Under the choppy waves of Tayatau we find Tomo swimming stalwartly against the gentle currents of his first musical foray. The natural/technological equilibrium at the heart of his sound has entered a state of flux. The core components are still here – celestial percussion, airy pads and deep-sea bass – but the ragged edges have frayed further into the fore. Digital noise, computer bleeps and glitch effects are strategically placed throughout like booby traps. And as if in response to the world’s state of unrest, these noisy encroachments tend to unsettle just as much as the rest soothes. The boat may be well-anchored, but the sharks circle closer by the minute.

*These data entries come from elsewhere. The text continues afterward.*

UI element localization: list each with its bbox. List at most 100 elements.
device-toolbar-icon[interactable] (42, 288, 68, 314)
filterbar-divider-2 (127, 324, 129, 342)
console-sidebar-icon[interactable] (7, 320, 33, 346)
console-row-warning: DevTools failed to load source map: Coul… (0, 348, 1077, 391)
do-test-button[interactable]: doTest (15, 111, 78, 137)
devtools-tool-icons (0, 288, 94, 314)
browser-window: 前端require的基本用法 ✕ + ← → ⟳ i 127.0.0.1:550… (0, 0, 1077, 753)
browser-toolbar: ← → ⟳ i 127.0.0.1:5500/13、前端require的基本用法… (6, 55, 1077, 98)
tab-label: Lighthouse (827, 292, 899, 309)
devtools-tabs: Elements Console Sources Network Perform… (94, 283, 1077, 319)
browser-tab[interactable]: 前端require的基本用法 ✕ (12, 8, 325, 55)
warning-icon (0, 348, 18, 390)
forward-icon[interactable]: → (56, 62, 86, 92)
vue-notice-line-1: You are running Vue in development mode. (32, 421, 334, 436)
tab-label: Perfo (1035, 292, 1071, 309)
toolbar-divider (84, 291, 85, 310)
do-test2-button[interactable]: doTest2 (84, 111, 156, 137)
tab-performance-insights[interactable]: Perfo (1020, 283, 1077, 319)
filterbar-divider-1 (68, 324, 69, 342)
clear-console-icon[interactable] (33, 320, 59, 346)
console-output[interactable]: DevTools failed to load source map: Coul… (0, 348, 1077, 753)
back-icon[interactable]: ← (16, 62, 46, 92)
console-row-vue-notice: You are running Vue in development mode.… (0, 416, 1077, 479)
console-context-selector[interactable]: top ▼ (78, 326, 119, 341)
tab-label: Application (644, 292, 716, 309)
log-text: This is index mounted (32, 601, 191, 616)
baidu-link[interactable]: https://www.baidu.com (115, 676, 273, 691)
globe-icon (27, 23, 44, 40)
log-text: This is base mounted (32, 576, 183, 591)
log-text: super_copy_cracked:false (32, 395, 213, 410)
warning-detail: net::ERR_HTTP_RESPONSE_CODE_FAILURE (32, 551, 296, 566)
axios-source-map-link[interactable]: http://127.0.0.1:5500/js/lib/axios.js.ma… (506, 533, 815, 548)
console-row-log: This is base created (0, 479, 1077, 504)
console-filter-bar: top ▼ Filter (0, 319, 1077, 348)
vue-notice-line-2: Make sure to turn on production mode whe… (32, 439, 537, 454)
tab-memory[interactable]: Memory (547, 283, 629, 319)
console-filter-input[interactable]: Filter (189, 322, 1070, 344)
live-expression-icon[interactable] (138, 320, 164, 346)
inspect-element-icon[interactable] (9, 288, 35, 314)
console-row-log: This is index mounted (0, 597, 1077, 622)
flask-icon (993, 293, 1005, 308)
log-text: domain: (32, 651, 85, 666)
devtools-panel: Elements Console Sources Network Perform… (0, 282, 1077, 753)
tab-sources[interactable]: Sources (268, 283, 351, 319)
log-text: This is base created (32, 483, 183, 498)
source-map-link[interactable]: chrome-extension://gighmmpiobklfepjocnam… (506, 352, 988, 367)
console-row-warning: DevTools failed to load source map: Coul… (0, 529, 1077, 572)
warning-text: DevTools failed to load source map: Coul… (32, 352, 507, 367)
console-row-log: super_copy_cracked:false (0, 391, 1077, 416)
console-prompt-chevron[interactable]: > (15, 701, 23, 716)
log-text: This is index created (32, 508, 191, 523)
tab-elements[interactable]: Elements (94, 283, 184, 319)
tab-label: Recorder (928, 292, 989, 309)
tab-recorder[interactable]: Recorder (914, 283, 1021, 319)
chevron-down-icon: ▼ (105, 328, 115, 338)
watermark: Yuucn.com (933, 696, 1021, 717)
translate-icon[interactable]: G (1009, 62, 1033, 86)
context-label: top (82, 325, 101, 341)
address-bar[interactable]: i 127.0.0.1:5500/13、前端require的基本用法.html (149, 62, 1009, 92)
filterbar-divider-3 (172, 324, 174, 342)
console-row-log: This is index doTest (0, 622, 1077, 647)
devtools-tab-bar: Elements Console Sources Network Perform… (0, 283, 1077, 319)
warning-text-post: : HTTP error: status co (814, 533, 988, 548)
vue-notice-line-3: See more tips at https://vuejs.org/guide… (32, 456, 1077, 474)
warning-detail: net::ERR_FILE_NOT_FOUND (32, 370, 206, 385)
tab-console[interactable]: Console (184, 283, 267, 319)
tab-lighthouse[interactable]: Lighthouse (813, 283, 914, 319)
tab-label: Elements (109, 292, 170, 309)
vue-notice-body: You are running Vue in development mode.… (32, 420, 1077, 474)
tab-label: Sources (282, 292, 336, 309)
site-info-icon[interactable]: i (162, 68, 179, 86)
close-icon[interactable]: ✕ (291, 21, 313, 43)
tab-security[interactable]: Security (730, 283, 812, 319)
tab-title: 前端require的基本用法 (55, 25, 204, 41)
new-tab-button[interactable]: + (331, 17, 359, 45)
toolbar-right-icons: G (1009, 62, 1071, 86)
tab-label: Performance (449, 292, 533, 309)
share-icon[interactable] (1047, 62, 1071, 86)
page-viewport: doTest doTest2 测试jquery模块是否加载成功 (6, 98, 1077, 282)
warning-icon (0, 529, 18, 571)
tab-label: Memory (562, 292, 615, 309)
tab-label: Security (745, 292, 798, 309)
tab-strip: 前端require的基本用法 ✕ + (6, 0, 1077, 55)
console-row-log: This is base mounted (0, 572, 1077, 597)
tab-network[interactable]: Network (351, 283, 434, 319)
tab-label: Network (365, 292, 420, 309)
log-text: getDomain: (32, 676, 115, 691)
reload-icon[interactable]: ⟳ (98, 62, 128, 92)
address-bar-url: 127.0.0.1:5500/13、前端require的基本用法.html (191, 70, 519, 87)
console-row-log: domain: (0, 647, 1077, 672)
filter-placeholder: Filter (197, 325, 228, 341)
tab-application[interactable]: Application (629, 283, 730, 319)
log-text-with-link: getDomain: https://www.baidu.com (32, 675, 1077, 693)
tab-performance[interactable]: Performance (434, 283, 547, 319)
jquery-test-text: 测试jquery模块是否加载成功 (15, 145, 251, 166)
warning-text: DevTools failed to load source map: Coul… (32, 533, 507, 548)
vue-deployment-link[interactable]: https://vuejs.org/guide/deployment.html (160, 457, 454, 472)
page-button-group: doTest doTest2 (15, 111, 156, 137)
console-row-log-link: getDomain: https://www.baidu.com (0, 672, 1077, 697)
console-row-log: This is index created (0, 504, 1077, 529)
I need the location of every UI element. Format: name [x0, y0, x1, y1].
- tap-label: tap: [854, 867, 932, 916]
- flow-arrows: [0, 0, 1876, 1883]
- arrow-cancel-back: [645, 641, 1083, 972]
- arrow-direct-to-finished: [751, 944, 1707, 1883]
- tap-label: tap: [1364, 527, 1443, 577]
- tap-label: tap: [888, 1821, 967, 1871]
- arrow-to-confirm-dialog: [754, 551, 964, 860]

This unease leaks out of the sound, flooding the whole album. Landing at just short of an hour, Tomo’s musical journey takes longer this time around, with strong winds blowing his once-short song structures off course. Tracks drift haplessly into whirlpools of found sounds while others are assailed by wild lashings of mutilated instruments.

His course is fraught with other dangers too. A tidal wave of distortion overshadows the otherwise pacific guitar tones of ‘Halation’, sounding not unlike the vacuum-packed textures of My Bloody Valentine’s ‘Only Shallow’, while the ending of ‘Waking up in the night zoo’ tumbles to shore in erratic washes of glitches and skips. Despite the turmoil, the clouds do part occasionally. Melodious loops break through the server-room hum of ‘Resonance of spark’ and flickers of guitar and piano melt through the ice of ‘Snowblink’, as do echoes of John Cage’s prepared piano on ‘Whiteout’. But the standout is surely ‘A drizzly day in Asagaya’, with its hazy guitar noodling, free jazz sax interruptions and grounding streetside soundscapes.

“Tayatau” is a Japanese word that means drifting, floating and unstable, an attempt by Tomo to apply terse terminology to the sense of uncertainty that has swept across the globe. His music then, acts as its accompaniment, tracing a trail across shifting seas without a destination in mind. Maybe Tomo is suggesting that going with the flow is just enough to stay afloat.